In this project, we focused on feeder transit services in suburban areas, which primarily connect passengers to and from the city’s mass transit network, such as the LRT. Using a combination of provided datasets and several stated preference surveys conducted by the Transportation Engineering Group in the Department of Civil Engineering at the Schulich School of Engineering, University of Calgary, we developed replicable, data-driven models that the city can use to evaluate three alternatives for any transit route in any suburban area. The proposed solutions were designed to balance user costs, accessibility, environmental impact, and transit agency expenses, ensuring a robust and sustainable outcome.
To account for potential demand shifts and induced demand, we expanded the analysis across multiple scenarios to determine how long a proposed solution would remain robust under changing conditions. We also developed pessimistic scenarios, including situations such as a pandemic outbreak similar to COVID-19, and re-evaluated the solutions under those circumstances to assess their resilience.

Figure: The modular vehicle concept allows the size of buses to be adjusted by coupling or uncoupling vehicle units .

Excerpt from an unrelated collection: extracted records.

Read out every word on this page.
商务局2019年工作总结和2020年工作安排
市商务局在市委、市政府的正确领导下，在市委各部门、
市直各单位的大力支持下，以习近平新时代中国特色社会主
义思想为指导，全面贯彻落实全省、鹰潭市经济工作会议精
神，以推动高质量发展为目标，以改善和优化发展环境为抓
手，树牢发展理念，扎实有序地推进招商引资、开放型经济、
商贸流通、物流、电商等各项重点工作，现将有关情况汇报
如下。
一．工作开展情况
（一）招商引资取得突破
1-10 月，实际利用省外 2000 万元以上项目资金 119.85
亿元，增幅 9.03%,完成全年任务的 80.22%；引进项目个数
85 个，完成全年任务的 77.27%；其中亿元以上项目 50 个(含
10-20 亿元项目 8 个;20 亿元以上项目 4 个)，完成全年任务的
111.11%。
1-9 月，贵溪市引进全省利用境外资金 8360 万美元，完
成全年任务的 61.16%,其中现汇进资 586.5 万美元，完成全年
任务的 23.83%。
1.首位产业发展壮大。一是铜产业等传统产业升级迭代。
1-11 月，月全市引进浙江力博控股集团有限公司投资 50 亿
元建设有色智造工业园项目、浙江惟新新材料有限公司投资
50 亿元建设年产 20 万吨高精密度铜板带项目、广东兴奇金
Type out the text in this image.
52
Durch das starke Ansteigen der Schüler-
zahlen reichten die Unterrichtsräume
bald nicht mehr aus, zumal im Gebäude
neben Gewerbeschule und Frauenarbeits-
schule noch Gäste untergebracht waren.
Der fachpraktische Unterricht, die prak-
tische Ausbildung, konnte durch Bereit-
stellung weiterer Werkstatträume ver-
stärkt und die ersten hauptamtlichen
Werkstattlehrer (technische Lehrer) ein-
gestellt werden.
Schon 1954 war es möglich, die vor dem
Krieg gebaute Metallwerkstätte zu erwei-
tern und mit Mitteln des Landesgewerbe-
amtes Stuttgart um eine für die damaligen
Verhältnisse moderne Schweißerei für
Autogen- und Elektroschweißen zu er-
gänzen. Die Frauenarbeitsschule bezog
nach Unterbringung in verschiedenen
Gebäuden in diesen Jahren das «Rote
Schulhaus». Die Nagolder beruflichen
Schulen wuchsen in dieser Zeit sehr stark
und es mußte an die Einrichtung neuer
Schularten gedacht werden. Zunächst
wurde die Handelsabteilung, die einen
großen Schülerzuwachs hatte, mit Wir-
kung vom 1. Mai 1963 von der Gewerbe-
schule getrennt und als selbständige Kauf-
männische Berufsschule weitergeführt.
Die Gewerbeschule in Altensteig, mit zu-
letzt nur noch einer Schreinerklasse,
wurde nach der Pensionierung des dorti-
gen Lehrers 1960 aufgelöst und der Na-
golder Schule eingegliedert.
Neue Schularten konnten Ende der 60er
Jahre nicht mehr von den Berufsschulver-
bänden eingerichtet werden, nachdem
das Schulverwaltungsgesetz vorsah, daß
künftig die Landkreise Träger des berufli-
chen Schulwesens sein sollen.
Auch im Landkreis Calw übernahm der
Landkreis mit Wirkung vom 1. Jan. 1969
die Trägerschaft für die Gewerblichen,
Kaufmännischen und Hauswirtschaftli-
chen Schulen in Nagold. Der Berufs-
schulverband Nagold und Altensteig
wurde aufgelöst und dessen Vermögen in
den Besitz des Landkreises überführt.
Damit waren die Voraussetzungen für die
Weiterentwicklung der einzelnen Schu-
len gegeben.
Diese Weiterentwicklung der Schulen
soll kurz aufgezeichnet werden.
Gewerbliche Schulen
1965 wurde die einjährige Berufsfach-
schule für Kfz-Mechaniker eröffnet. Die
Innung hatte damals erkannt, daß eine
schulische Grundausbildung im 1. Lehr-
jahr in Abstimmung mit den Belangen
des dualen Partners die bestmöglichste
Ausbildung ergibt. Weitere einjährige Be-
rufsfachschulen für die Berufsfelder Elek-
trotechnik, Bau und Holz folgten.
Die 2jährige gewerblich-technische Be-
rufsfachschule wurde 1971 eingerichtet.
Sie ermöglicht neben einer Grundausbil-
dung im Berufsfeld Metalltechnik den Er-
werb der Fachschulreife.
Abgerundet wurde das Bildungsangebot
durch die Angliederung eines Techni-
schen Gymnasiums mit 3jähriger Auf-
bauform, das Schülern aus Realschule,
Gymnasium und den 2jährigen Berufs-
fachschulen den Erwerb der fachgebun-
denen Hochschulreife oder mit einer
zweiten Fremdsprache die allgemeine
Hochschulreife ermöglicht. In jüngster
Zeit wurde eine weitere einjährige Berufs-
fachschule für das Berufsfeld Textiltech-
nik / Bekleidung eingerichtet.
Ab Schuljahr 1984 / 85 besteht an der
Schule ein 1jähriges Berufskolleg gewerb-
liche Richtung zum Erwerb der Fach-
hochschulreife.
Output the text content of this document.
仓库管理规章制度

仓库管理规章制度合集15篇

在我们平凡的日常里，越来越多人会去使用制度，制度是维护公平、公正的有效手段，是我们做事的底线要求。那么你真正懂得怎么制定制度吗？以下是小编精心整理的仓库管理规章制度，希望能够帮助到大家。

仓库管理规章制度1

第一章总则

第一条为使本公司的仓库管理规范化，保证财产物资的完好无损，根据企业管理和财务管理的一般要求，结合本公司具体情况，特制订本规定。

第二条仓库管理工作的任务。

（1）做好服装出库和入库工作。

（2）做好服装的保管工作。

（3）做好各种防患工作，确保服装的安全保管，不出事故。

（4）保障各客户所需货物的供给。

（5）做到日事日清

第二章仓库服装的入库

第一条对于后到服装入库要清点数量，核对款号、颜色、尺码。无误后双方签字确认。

Recommendations and Policy Implications

The findings have several important implications for transit planning and policy:

1. Perceived Costs Influence the Solution: For a conventional bus fleet, cost parameters directly impact the required fleet size. However, in the case of modular vehicles (MVs), fleet size and service frequency remain stable despite changes in users’ perceived crowding costs or the agency’s dispatching costs.
2. Modular Buses Address Unused Capacity: Implementing a modular fleet can substantially reduce the number of unused seats. In some suburban routes, our analysis showed that modular buses could decrease unused capacity by up to 94%.
3. Modular Buses Offer a Robust Solution: A modular fleet remains the optimal choice with a lower total system cost, even when dispatch costs per seat are up to 10% higher, for demand levels ranging between 15 and 1,000 passengers per hour.